Nyiar Lumar, dari Runtuhnya Orde Baru Menuju Budaya
Mindset – Nyiar Lumar adalah salah satu tradisi yang rutin diselenggarakan setiap dua tahun sekali di Kecamatan Kawali, Ciamis. Puncak prosesi dilakukan di Astana Gede yang merupakan tempat pemakaman Raja Galuh. Dalam pelaksanaannya, tradisi ini sudah menjadi salah satu daya tarik bagi para pengunjung bukan hanya dari wilayah-wilayah sekitar melainkan juga dari luar daerah.
Tradisi Nyiar Lumar bermula pada tahun 1998, bertepatan dengan kulminasi demonstrasi menuntut pelengseran presiden Soeharto pada bulan yang WS Rendra sebut dalam sajaknya sebagai "bulan gelap raja-raja". Dalam bahasa Sunda, nyiar artinya mencari, sementara lumar atau supa lumar menurut Kamus Sunda-Indonesia karangan R. Satjadibrata adalah sejenis cendawan yang bercahaya dalam gelap.
Tradisi Nyiar Lumar memang menekankan pesan ekologis untuk mendekatkan kembali diri dengan alam, berkontemplasi tentang akar kehidupan, dan mencari jati diri. Dengan demikian, diharapkan manusia memiliki keteguhan untuk menapakkan kaki menuju masa depan.
Setelah berbagai acara formal, prosesi utama Nyiar Lumar dilakukan dengan menempuh perjalanan (lalampahan) malam hari sejarak kira-kira satu kilometer dari kantor kecamatan Kawali menuju Astana Gede. Di sanalah kemudian para pengunjung bisa menyaksikan sajian berbagai jenis kesenian lokal.

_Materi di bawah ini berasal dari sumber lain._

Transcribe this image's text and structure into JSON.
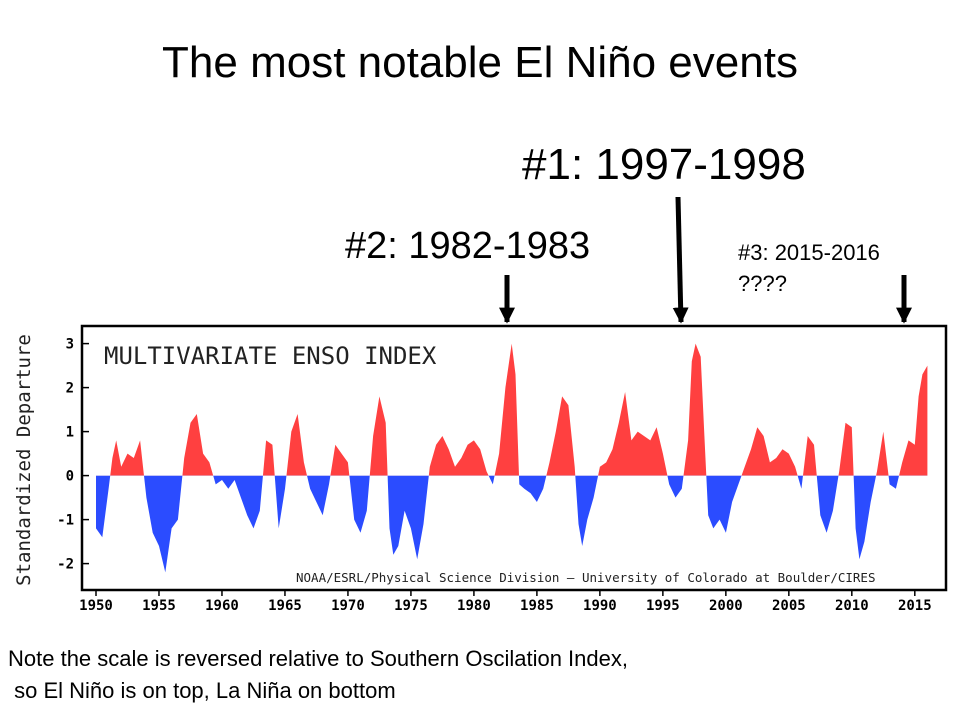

Berbagai kesenian daerah yang disajikan dalam Nyiar Lumar misalnya Karinding Nyengsol, Calung Sekar Hanjuang, ataupun pembacaan puisi-puisi Sunda. Pementasan kesenian dan pembaca puisi selalu berbeda tiap kali diselenggarakan dan sepanjang perjalanannya Tradisi Nyiar Lumar hanya sempat tidak diselenggarakan sekali pada tahun 2020 disebabkan pandemi.
Satu acara yang juga pasti ada dalam prosesi adalah pementasan sejarah terkait peristiwa Pasunda Bubat. Prosesi Nyiar Lumar kemudian ditutup dengan Ronggeng Gunung yang berlangsung sampai tibanya waktu subuh.